Unos diez días atrás estuve en una boda en Puebla de Sanabria. Se casaba uno de mis primos, y cuando se casan los amigos y los primos o empiezan a tener hijos con sus parejas uno se echa a temblar porque le parece que se va haciendo viejo. El enlace, como suelen llamar a las bodas, se celebró en el Ayuntamiento de Puebla. El caso es que el escenario de alrededor de la Plaza Mayor, o sea, la Casa Consistorial y la Iglesia de Nuestra Señora del Azogue, resulta exquisito. Y debo decir que conocía el entorno, pero no había imaginado una boda en ese contexto, tal vez porque nunca imagino casamientos en ningún sitio. Además, el hecho de que fuese un sábado por la tarde implicaba que por las calles adyacentes sólo hubiera, en su mayoría, turistas. Con esto me refiero a, por ejemplo, cuando uno asiste a una boda en Zamora: llegas a la iglesia de marras, aguardas a que salgan los novios y no falta jamás el puñado de curiosos que se detiene en la acera de enfrente, a ver qué se cuece y quién se casa. Léase, sin ir muy lejos, cuando asistimos a las nupcias (y también a las exequias) en la iglesia de San Torcuato: siempre se congregan por allí los mirones, que preguntan al espectador de al lado quién se casa o quién ha muerto, y si era de buena familia, y sólo les falta avanzar un paso para meterse en la foto con los novios o para echar una mano con el ataúd, según el caso y las circunstancias. Lo cierto es que no soporto esta actitud, ustedes me perdonen, y en la Plaza Mayor de Sanabria, como mayormente sólo se tropezaba uno con turistas, pues no se estaba a disgusto.
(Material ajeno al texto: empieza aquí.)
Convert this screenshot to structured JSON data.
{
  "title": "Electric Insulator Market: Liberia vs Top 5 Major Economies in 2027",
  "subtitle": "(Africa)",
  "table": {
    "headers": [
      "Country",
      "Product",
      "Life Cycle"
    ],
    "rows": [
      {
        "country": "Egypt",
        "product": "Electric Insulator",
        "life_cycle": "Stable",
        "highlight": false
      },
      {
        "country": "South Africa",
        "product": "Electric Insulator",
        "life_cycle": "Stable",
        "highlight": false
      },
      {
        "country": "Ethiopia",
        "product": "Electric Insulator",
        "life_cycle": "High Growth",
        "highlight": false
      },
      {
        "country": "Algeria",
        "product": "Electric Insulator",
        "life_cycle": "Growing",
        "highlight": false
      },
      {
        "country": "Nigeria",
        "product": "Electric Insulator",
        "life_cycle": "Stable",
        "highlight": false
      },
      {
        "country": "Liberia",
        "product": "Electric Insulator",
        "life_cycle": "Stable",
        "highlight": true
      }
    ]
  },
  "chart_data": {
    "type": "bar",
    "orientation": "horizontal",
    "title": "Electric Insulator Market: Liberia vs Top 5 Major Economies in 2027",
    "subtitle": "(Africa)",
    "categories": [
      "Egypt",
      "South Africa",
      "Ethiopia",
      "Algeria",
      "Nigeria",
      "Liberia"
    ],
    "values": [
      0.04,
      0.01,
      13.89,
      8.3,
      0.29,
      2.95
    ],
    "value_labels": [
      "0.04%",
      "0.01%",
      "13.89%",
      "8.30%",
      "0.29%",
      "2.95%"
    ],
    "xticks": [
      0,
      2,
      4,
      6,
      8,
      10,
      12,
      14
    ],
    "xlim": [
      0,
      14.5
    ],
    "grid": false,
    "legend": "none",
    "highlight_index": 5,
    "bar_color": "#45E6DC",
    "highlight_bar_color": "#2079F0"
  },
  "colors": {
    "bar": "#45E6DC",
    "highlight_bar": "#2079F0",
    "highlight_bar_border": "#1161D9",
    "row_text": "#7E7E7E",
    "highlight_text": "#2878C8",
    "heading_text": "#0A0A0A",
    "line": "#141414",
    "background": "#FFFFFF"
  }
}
Me interesa comentar en este artículo la cena, celebrada en el Centro de Turismo Rural La Hoja de Roble. Es un sitio cuya visita aconsejo, y vaya por delante que no conozco a sus dueños ni tengo otros intereses que los de recomendar buena comida. He de reconocer, por otra parte, que en las bodas suele asaltarme un pecado capital: la gula. Y me asalta en estos casos concretos porque el menú que uno prueba en los banquetes de boda no se come todos los días, y uno los entiende como algo excepcional. Con lo cual aprovecho la coyuntura. Con lo cual disfruto de dos fases: en la primera sacio el apetito, y en la segunda como por gula. Alguna gente ha llegado a sospechar que tengo la solitaria. El desfile de platos, de una gastronomía espléndida, fue casi interminable y nos alimentó los ojos, los pulmones y los estómagos: quesos variados, tabla de ibéricos, ahumados, croquetas, pulpo a la sanabresa, patatas bravas hechas con tomate natural, calamares, rabas de calamar, buñuelos de bacalao, pastel de pescado, patés, pimientos rellenos de gambas, dulces, etcétera, etcétera. Y vinos tintos y blancos aparte. Sin embargo, esta vez me derrotaron: no fui capaz de probarlo todo, ni siquiera forzando la maquinaria estomacal. Incluso mi gula fue vencida. Es un sitio, pues, que recomiendo si pasan por Puebla de Sanabria. He leído que la casa data del siglo XVII, y que fue rehabilitada hace un par de años.
Tras el banquete acompañé a mis primos a dejar varios regalos en la suite donde la pareja iba a alojarse. Los encargados no se fiaban cuando les pedimos las llaves. Nos preguntaron si dentro de las cajas había animales o cosas raras. Luego, cuando nos condujeron a la habitación, nos explicaron que una vez una pareja de gays había pasado la noche en otra de las suites. En sus juegos nocturnos y amatorios los dos hombres emplearon, según parece, miel. A la mañana siguiente el servicio de habitaciones encontró las sábanas tiesas, de tanta miel untada, y el cuarto pegajoso y hecho un asco. Me pareció lógico que desconfiaran del contenido de las cajas.